Purtroppo, fatta la debita premessa che non esiste alcuna indagine diagnostica in grado di escludere con certezza assoluta la presenza di cellule cancerose all’interno di un determinato organo, la questione risulta ancora più scivolosa per quanto riguarda il pancreas. Lo studio ecografico del pancreas infatti è limitato dalle dimensioni, relativamente piccole, dell’organo, dalla sua composizione, e soprattutto dalla sua collocazione.
Come si evince osservando una qualsiasi tavola anatomica, il pancreas è l’organo più profondo della cavità addominale e si localizza dietro il fegato, parte dello stomaco e della matassa intestinale, per questo motivo la sua visualizzazione è inficiata dall’interferenza acustica prodotta dalle altre strutture.
Nella maggior parte dei casi, il pancreas può essere visualizzato solo in parte, più frequentemente a livello della porzione centrale, il cosiddetto “corpo” del pancreas. Per questo motivo, nei referti ecografici, in alcuni casi si preferisce riferirsi genericamente non tanto all’organo in sé, ma alla loggia pancreatica, ovvero la regione anatomica dove usualmente risiede.
In questi casi, più che allo studio del pancreas come organo in sé, la valutazione viene condotta rispetto all’esplorazione della regione nel suo complesso, rispetto alla quale può essere necessario limitarsi ad escludere la presenza di abnormi tumefazioni che ne occupano lo spazio.
Un discorso per certi versi analogo può essere fatto per la prostata o i genitali interni nella donna. In entrambi i casi si tratta di strutture relativamente profonde e dalle dimensioni contenute, per questo solo parzialmente accessibili al fascio ultrasonoro. La valutazione per via sovrapubica, ovvero con la sonda appoggiata sulla pancia, presenta dei limiti tecnici rappresentati dall’interferenza della parete addominale e delle strutture interne, generalmente l’intestino.
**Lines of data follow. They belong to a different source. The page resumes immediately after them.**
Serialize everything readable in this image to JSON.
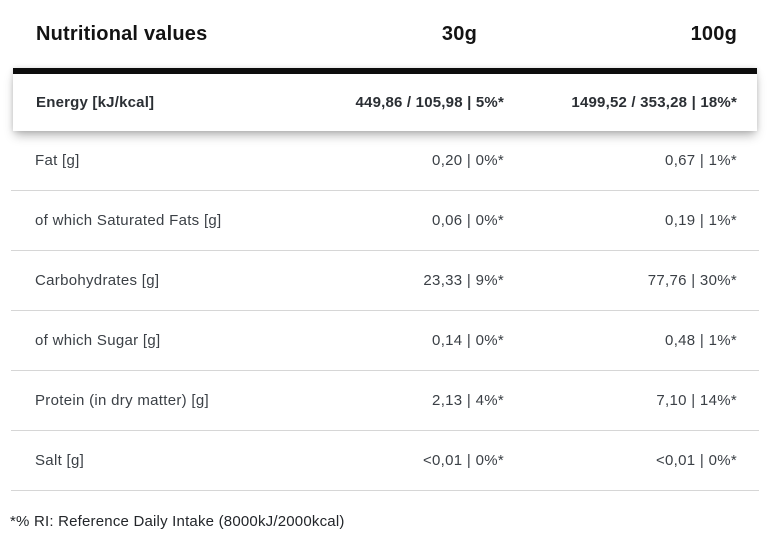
{
  "table": {
    "title": "Nutritional values",
    "columns": {
      "col_30": "30g",
      "col_100": "100g"
    },
    "rows": [
      {
        "label": "Energy [kJ/kcal]",
        "v30": "449,86 / 105,98 | 5%*",
        "v100": "1499,52 / 353,28 | 18%*",
        "highlighted": true
      },
      {
        "label": "Fat [g]",
        "v30": "0,20 | 0%*",
        "v100": "0,67 | 1%*"
      },
      {
        "label": "of which Saturated Fats [g]",
        "v30": "0,06 | 0%*",
        "v100": "0,19 | 1%*"
      },
      {
        "label": "Carbohydrates [g]",
        "v30": "23,33 | 9%*",
        "v100": "77,76 | 30%*"
      },
      {
        "label": "of which Sugar [g]",
        "v30": "0,14 | 0%*",
        "v100": "0,48 | 1%*"
      },
      {
        "label": "Protein (in dry matter) [g]",
        "v30": "2,13 | 4%*",
        "v100": "7,10 | 14%*"
      },
      {
        "label": "Salt [g]",
        "v30": "<0,01 | 0%*",
        "v100": "<0,01 | 0%*"
      }
    ],
    "footnote": "*% RI: Reference Daily Intake (8000kJ/2000kcal)"
  },
  "colors": {
    "header_text": "#131313",
    "row_text": "#3b4046",
    "highlight_bar": "#0d0d0d",
    "separator": "#d6d6d6",
    "background": "#ffffff"
  }
}
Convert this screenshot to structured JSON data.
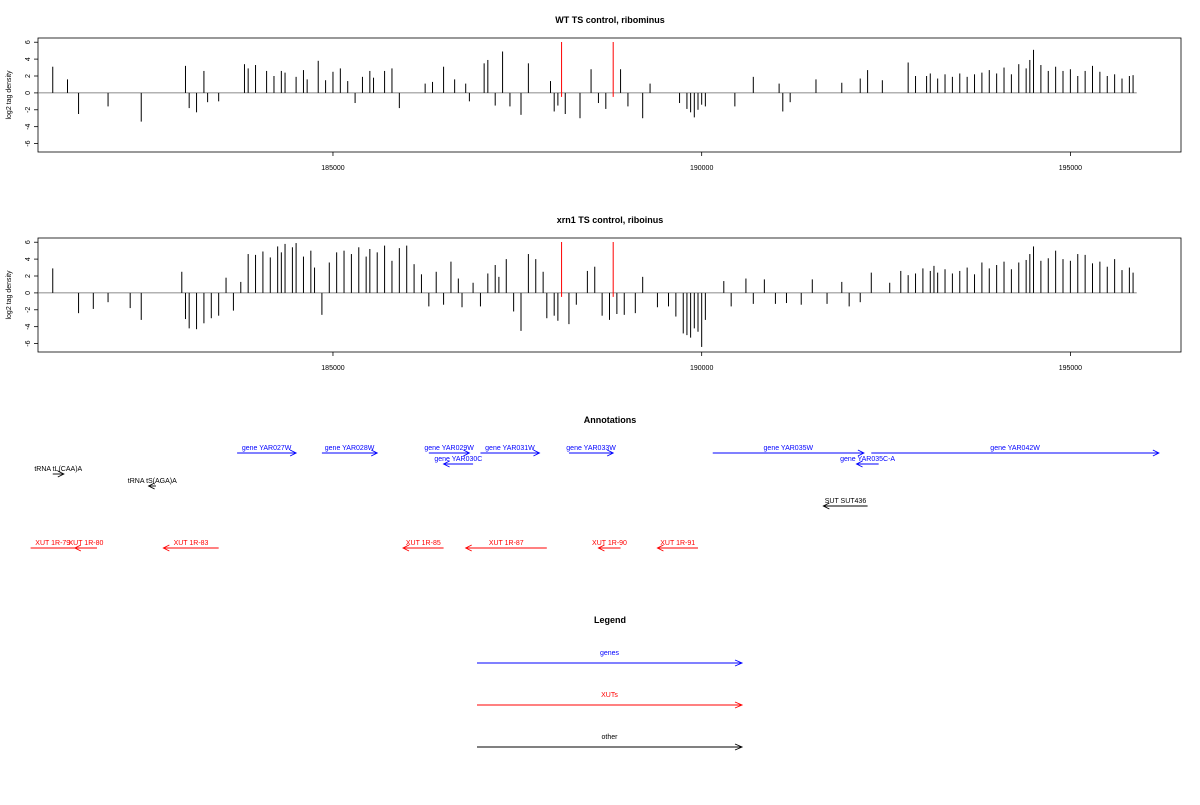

Uno studio più approfondito di queste strutture viene condotto con un approccio “interno”, rappresentato rispettivamente dall’ecografia transrettale nell’uomo e dall'ecografia transvaginale nella donna.
Una volta eseguito l’esame, il referto dell’indagine ecografica, affinché possa offrire informazioni utili alla soluzione di un problema diagnostico, dovrebbe sempre essere interpretato alla luce della clinica, ovvero delle condizioni generali del paziente, dell’anamnesi (la sua storia) e dei risultati di indagini complementari (per esempio, gli esami di laboratorio).
Come accennato in precedenza, tra gli organi oggetto d’indagine nell’ambito dell’ecografia dell’addome non è stato menzionato l’intestino. Quando un paziente pensa all’addome, alla “pancia”, la prima cosa che viene in mente è l’intestino, ovvero quel lungo tubo di circa sette metri che presiede ai processi digestivi e all’assorbimento dei nutrienti.
In realtà, trattandosi di un organo cavo, le metodiche di scelta per studiarlo sono quelle di tipo endoscopico, ovvero che entrano all’interno dell’organo con una sonda e osservano la mucosa dal suo interno (rispettivamente, colonscopia per la parte “bassa” e gastroscopia per quella “alta”).
In tempi più recenti, si è capito che in alcuni casi le patologie che interessano l’intestino determinano delle alterazioni della parete del viscere, causandone, per esempio, un ispessimento locale della stessa. Queste alterazioni focali del viscere sono in alcuni casi apprezzabili all’indagine ecografica, che può dunque rappresentare una buona metodica di primo livello per lo studio di alcune patologie intestinali (e in particolare dunque quelle che determinano alterazioni della parete).
Lo studio ecografico dell’intestino rientra generalmente sotto la dicitura di Ecografia delle anse intestinali, che esula dall’ecografia addome completo, e rappresenta un esame estremamente “fine” dal punto di vista della sua esecuzione e interpretazione, per questo motivo la richiesta di questa indagine dovrebbe sempre essere adeguatamente circostanziata in ambito gastroenterologico.